The title of our work opening this Saturday in Austin is The Stepping Up and Going Under Method. Sometimes a title for a work comes naturally, but usually for us it’s a long process. We’ve been going back and forth for weeks, trying to find a title that sheds light on the piece, while not showing our conceptual hand and not adding new content.
We’ve got a list of potential names that ranges from the ridiculously obtuse and academic (The Trefoil Knot Crossing Method), to the simplistic and obvious (The Two-Track Method). The name we finally settled on refers to action that takes place in the video, but is malleable enough to stretch into new, more ephemeral meanings. Each character is going up. Each character could be going under.
This name references our earlier work, The Grasp Hand and Walking Method. That name came from the first line of text in the video — a direct quote from a WWII vet talking about his experience as a Marine landing on Iwo Jima: “Hold hands and walk that way” — translated into Japanese, and then translated back into English.
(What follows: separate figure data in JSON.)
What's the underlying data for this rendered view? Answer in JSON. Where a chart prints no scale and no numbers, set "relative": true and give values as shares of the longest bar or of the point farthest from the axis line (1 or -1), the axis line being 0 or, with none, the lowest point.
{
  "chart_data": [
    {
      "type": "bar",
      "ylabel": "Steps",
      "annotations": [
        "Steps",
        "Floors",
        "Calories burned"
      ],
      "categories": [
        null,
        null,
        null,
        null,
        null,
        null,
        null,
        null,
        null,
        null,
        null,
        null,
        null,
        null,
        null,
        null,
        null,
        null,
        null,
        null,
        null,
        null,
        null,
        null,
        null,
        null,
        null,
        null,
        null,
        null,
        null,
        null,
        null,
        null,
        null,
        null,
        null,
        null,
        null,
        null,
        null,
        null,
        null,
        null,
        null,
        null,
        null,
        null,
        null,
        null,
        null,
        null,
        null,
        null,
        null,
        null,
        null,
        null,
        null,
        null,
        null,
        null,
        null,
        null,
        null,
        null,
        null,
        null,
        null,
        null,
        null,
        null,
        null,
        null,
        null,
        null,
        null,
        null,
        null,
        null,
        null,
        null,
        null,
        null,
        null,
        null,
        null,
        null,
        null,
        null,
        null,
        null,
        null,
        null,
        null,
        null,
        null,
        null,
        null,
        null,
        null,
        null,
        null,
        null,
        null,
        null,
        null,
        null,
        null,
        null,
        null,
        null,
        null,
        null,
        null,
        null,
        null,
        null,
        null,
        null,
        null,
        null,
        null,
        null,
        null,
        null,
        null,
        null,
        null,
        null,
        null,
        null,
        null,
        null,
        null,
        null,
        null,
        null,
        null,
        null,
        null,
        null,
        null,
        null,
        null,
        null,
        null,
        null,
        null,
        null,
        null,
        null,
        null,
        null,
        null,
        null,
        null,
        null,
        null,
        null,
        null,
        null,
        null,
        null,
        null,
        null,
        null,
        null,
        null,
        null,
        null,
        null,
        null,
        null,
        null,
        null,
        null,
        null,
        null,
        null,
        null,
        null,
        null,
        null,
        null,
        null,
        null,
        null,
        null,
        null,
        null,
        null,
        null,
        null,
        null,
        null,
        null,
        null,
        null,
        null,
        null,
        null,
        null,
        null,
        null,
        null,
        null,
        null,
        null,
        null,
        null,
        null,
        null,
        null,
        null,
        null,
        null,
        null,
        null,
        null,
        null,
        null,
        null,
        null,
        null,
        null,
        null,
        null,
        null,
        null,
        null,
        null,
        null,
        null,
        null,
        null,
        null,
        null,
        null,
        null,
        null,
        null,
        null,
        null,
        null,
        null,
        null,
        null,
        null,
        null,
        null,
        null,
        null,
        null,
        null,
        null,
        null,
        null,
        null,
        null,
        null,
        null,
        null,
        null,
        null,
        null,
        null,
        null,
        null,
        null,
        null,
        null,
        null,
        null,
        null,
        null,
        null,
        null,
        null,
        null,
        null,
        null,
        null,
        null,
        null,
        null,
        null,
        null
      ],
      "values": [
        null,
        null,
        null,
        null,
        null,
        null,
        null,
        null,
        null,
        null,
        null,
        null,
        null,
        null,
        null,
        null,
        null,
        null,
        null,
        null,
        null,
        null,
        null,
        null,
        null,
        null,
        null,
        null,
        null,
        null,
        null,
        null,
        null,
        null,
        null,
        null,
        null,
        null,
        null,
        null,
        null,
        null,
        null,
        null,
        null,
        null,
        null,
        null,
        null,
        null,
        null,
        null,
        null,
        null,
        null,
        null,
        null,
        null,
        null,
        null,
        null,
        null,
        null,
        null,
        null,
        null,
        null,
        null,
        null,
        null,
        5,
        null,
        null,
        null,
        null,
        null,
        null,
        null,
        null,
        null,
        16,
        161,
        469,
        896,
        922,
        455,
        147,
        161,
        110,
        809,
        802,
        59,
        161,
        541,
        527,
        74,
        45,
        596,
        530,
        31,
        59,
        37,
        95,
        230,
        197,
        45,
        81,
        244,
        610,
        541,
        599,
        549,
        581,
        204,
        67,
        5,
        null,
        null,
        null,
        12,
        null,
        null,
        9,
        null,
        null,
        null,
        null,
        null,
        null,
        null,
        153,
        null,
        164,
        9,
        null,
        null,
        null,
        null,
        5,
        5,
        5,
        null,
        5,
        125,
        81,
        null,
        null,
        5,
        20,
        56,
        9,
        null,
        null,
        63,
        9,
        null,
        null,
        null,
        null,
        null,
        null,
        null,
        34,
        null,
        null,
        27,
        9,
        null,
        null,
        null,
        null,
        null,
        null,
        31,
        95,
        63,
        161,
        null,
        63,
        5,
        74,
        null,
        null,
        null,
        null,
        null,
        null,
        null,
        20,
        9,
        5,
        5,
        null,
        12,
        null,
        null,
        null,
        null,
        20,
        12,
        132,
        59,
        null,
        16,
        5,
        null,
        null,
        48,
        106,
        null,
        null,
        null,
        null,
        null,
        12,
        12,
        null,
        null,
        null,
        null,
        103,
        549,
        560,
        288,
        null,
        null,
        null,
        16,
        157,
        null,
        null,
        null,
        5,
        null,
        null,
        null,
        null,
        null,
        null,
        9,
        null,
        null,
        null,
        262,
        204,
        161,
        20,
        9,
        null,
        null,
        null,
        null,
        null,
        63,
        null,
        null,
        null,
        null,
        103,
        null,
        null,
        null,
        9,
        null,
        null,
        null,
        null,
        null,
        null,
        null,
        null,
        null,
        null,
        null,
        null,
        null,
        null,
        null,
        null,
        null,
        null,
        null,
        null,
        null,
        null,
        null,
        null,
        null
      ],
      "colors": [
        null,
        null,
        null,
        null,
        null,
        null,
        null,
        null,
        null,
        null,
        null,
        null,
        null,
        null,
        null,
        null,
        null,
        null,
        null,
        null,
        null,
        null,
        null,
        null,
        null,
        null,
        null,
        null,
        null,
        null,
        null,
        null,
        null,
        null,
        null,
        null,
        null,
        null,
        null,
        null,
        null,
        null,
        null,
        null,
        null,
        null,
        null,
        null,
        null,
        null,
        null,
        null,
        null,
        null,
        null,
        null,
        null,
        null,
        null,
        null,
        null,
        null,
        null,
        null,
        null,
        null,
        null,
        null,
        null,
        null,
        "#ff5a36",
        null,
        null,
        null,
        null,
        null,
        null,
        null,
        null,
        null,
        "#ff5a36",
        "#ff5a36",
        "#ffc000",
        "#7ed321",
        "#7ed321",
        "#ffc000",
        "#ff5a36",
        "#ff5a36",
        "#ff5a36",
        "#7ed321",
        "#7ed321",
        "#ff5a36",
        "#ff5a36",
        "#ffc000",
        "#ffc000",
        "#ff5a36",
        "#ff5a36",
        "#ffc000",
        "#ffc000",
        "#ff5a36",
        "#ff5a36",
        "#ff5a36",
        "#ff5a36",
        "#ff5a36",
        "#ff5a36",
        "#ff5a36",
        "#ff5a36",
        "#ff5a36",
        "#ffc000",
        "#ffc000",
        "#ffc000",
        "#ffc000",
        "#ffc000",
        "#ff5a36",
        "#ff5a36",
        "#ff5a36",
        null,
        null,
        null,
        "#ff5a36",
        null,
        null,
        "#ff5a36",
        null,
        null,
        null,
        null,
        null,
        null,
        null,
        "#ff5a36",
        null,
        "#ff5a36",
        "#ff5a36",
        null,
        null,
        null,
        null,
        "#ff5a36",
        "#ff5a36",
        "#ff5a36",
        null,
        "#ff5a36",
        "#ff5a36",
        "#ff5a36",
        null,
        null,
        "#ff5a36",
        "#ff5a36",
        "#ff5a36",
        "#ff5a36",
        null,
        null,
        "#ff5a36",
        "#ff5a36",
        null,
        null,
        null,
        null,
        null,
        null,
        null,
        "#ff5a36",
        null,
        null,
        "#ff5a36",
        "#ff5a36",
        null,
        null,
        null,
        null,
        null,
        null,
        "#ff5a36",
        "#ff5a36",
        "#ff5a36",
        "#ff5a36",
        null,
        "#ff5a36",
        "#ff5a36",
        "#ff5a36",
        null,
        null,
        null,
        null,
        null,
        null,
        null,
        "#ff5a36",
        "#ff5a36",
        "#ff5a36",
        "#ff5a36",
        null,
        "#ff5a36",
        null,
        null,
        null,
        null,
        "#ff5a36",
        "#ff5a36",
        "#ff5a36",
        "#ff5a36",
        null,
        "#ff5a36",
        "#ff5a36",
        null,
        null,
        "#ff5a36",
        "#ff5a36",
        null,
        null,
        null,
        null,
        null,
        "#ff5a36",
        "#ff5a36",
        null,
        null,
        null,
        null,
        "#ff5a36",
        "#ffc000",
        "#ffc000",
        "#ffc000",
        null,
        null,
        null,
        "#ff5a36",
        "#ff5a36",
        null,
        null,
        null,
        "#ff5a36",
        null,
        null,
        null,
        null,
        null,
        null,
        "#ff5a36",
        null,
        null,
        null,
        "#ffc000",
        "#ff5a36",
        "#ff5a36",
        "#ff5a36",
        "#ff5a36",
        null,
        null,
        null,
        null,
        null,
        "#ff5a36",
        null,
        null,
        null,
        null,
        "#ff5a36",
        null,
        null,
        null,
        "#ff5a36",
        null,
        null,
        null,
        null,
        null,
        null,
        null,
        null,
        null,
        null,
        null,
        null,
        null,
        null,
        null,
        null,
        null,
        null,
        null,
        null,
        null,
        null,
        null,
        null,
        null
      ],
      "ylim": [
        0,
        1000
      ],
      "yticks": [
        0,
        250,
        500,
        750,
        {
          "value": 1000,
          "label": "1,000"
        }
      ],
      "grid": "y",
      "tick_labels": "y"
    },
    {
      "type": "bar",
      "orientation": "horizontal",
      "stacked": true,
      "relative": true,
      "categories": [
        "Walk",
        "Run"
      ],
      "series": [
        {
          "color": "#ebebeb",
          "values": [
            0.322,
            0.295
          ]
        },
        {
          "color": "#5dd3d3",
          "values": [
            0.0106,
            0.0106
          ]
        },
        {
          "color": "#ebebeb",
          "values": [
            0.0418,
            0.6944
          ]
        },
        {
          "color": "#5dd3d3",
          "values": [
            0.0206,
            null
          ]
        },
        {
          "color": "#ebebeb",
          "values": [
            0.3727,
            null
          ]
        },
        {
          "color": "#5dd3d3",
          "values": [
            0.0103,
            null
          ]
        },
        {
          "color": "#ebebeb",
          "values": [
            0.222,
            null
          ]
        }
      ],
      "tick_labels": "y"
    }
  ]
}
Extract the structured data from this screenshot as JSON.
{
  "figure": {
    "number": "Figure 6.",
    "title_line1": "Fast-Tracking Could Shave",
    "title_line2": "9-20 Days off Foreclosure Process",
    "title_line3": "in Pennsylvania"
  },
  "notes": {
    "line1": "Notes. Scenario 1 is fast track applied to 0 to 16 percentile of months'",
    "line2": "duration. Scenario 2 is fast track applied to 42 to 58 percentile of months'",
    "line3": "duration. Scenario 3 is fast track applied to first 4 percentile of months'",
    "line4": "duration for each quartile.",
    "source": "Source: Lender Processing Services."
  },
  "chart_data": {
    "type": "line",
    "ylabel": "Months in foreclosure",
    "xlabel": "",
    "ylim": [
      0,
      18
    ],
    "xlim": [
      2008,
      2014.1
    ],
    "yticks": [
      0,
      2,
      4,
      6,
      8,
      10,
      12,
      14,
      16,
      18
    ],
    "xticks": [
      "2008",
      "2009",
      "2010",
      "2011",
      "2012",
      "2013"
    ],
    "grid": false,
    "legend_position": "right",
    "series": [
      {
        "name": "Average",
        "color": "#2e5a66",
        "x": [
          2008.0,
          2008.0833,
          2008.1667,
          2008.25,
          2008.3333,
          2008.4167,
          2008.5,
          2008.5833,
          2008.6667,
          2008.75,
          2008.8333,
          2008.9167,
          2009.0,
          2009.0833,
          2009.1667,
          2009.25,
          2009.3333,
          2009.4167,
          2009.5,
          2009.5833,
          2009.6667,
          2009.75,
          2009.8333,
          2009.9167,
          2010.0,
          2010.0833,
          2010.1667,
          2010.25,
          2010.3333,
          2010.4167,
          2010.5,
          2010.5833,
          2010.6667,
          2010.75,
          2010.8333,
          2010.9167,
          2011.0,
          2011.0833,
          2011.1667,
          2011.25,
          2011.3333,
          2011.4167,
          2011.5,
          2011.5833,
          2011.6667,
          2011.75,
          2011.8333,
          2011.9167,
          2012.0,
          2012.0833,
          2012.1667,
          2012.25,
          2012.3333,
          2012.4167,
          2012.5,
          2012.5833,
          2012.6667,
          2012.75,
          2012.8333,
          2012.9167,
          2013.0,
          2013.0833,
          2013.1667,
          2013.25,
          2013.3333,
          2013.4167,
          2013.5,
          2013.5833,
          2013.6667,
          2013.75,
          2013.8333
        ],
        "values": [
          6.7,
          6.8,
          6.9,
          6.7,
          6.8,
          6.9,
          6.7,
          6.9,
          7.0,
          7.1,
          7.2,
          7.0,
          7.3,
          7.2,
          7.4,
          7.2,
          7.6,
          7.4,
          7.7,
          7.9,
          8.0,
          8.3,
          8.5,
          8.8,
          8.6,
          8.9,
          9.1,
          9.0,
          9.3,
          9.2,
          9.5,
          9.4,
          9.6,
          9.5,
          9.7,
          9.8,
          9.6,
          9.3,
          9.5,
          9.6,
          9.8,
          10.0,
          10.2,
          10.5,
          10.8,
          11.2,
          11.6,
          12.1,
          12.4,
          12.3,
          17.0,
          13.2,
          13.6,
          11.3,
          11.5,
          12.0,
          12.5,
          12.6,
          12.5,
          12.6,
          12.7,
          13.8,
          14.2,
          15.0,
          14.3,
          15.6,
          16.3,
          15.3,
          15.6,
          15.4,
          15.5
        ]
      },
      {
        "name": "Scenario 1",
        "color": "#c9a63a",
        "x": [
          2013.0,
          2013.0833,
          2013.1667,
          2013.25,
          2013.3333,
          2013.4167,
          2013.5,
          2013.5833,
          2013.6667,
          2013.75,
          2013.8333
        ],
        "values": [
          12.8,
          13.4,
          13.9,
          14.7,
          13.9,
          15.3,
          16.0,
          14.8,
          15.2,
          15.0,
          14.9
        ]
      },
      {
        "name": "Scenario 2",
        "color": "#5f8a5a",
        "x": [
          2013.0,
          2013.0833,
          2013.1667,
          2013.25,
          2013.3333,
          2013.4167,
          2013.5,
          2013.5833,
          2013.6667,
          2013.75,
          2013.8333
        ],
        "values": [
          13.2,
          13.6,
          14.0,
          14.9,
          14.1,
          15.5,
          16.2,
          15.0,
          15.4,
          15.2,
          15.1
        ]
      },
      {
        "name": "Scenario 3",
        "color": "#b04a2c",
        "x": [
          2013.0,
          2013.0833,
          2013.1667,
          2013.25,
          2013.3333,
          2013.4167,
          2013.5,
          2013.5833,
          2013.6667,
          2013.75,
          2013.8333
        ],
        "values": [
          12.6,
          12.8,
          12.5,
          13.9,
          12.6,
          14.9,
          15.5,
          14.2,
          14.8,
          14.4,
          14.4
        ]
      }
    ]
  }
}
We love the poetry of the awkward grammar of the translation, and have been struck with the idea that coping with such small moments in human experience could be defined as a method. That perhaps if we could find a handbook that exposed the rules for handling any life event, it would be filled with chapters like The Grasp Hand and Walking Method, and The Stepping Up and Going Under Method.
Incidentally, if you apply the same translation process to this title, it becomes: It Improves, Go.